TBD

Gonzalo Alvarez

In this talk, I would introduce the basic physics underlying nuclear magnetic resonance. I will present the quantum mechanical description vis-à-vis the classical description of non-interacting spins in static (B0) and time-dependent fields (B1). The spin polarization and its corresponding thermodynamic equilibrium will be introduced based on the density matrix representation. The spin state evolution is dictated by the Liouville–von Neumann equation that gives the laws on how the spin polarization and its coherence evolve as a function of time. This quantum equation of motion arrives at the Bloch equation.

Valerij Kiselev

The goal of this lecture is to explain the mechanisms of relaxation caused by the thermal motion of molecules. The focus is on emergence and the role of the correlation functions of random magnetic field.
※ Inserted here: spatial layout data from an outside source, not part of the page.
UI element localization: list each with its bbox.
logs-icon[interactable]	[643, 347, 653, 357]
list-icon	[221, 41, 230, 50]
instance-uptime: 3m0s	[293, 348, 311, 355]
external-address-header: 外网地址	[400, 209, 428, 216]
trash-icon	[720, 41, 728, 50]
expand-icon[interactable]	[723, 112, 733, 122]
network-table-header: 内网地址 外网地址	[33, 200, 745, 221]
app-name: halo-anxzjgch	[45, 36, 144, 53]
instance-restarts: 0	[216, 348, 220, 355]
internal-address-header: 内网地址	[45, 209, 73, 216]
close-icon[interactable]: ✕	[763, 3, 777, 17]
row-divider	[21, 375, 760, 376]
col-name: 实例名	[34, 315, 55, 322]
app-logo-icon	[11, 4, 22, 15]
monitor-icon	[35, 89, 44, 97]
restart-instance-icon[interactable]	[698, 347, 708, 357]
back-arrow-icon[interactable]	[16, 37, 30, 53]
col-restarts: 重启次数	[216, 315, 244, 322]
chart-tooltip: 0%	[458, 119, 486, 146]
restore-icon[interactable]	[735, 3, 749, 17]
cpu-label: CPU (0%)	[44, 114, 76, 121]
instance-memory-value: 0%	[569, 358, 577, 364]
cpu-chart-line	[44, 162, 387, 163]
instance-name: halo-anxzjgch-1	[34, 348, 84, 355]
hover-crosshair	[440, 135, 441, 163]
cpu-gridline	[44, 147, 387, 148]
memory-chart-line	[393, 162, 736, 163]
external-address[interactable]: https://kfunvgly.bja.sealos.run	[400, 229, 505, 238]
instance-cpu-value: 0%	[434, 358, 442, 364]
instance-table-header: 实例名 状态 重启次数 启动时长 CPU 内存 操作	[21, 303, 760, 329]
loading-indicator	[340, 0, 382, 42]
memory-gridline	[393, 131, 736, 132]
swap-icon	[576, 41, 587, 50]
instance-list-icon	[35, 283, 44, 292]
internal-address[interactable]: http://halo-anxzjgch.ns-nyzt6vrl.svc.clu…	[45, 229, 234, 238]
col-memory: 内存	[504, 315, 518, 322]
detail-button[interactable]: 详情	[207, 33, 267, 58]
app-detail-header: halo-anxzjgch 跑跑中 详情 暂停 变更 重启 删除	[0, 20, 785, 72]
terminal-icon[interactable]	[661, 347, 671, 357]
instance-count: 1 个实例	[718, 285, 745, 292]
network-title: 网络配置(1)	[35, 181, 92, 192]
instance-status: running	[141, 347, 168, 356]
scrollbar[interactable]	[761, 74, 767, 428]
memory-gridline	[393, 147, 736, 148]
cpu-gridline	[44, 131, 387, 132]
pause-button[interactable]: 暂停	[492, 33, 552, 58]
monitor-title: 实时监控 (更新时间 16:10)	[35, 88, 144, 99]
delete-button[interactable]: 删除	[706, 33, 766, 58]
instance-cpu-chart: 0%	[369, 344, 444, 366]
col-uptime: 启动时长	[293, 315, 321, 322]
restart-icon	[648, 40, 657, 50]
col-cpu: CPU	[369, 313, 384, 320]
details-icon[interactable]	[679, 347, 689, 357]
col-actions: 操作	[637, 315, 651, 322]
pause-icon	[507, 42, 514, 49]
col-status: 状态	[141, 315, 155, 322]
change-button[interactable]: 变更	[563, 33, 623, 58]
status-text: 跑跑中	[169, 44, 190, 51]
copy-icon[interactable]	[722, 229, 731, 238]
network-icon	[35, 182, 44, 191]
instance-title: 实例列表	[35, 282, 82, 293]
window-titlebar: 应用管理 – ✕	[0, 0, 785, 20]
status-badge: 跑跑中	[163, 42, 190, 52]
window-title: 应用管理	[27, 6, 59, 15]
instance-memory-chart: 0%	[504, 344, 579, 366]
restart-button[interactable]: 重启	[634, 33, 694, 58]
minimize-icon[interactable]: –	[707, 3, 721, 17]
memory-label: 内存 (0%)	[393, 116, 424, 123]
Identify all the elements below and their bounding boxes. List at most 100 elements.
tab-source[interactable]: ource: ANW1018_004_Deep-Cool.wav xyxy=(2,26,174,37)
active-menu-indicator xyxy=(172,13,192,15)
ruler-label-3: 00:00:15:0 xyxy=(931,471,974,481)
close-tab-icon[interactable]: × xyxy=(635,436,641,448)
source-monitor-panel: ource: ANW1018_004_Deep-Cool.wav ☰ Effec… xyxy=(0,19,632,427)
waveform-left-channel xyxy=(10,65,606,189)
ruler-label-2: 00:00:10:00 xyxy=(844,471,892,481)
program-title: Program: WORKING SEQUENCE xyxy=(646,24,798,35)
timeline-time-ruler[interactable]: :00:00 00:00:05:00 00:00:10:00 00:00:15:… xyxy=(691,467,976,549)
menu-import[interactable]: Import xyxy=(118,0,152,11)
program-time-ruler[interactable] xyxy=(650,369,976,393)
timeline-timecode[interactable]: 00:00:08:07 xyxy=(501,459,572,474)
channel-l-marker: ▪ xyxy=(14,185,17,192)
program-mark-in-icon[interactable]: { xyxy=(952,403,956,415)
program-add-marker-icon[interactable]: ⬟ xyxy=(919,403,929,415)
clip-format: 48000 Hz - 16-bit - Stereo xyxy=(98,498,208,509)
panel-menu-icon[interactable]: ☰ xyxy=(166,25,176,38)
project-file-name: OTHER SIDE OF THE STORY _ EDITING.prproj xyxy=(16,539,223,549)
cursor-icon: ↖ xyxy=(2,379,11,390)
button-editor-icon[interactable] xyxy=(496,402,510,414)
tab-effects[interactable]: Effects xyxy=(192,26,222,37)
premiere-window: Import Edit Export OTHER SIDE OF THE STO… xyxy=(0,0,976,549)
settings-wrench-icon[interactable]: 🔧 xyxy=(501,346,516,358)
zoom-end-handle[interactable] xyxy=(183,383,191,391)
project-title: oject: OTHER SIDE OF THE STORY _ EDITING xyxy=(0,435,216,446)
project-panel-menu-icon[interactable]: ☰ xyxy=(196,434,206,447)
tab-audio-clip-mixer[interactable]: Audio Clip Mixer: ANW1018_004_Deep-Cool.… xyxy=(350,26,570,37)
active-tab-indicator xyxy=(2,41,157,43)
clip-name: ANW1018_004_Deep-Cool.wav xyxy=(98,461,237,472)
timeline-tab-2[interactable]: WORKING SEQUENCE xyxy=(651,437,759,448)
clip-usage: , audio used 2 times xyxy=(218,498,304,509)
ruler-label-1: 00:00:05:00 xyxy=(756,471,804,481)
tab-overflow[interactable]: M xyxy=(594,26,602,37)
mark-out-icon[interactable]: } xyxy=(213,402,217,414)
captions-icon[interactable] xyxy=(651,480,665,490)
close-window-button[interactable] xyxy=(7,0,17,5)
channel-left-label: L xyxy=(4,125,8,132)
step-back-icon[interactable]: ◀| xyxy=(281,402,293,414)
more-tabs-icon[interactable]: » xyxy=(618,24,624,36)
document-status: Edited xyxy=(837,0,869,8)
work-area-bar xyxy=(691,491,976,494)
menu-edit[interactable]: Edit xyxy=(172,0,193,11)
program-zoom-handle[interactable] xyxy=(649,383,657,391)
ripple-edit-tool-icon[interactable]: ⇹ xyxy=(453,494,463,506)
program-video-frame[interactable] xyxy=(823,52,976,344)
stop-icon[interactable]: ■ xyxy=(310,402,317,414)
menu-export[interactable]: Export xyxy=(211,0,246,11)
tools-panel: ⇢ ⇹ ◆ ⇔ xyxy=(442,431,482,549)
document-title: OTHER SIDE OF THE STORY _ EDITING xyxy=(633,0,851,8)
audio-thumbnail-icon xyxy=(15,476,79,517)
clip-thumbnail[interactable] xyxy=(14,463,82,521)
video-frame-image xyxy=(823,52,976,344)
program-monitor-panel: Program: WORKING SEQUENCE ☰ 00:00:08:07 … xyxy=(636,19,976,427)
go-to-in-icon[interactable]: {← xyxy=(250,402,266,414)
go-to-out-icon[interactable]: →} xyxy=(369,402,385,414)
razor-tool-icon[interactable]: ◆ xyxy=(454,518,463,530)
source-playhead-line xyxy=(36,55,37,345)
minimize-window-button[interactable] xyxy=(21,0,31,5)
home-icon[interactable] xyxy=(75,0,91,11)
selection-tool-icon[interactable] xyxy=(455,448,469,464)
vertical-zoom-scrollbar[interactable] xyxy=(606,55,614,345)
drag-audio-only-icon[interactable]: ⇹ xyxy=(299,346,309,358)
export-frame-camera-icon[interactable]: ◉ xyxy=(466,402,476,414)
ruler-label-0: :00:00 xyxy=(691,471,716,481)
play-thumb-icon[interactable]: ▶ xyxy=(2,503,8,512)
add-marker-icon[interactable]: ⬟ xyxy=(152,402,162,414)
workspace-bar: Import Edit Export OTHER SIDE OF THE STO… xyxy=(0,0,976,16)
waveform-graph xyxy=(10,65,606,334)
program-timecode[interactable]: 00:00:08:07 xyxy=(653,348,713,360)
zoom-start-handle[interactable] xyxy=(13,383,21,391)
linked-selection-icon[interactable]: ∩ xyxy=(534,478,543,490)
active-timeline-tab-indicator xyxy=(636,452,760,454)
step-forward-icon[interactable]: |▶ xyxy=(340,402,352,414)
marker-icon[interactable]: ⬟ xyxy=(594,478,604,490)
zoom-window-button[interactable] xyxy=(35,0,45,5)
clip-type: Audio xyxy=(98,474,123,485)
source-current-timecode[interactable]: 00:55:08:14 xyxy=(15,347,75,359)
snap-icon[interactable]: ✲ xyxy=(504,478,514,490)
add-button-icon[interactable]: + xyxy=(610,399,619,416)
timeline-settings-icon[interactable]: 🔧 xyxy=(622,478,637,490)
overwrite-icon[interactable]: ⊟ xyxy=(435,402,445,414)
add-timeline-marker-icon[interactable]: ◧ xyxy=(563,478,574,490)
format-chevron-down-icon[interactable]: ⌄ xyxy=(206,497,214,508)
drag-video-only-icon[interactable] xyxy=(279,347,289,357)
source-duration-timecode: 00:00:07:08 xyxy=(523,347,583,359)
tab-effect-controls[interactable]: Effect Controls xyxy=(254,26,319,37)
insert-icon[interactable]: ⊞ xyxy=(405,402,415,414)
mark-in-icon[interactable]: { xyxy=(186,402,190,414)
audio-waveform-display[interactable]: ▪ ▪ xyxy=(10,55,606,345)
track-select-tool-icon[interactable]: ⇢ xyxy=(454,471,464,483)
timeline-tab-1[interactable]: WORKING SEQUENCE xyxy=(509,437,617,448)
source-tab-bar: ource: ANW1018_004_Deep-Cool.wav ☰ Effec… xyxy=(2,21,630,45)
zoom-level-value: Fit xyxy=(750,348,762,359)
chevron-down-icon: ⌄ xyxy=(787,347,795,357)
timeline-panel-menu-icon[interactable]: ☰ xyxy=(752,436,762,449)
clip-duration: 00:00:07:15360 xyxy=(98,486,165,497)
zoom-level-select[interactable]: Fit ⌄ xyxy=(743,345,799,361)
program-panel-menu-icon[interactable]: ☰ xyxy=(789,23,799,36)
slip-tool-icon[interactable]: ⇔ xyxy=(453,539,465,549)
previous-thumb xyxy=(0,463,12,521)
Properties of these functions help understanding the dependence of longitudinal and transverse relaxations on the rate of molecular motion. The difference in these dependencies is the key for explaining several phenomena practically important for NMR and MRI. This lecture relies on the basic notions of analysis, quantum mechanics, statistical physics and Fourier transformation. 

Jana Hutter

The Bloch equations form the basis of MR contrast mechanisms. They provide a classical description of the evolution of the magnetization during any MRI experiment and thus allow to understand how the magnetization evolves under different conditions and influences.  This lecture will introduce the Bloch equations and give an overview of different sets of conditions affecting MR experiments. The main types of relaxation are introduced and examples shown.

 

Moritz Zaiss

The extension of the Bloch equations regarding chemical exchange are shown and analyzed. Analytical solutions provide sound insight in the Bloch-McConnell equation system that underlie every exchange-weighted contrast, be it CEST, T1ρ or T2, as well as semisolid magnetization transfer. In this lecture we show that for all experiment affecting the water magnetization, a single eigenvalue solution is able to describe all these experiments. This knowledge forms the basis for interpretation of the outcomes of different exchange-weighted contrasts as well as quantification of exchange.

Shaihan Malik

This talk will aim to introduce the concept of using phase graphs both as an intuitive analytic tool, and as a method of numerical simulation.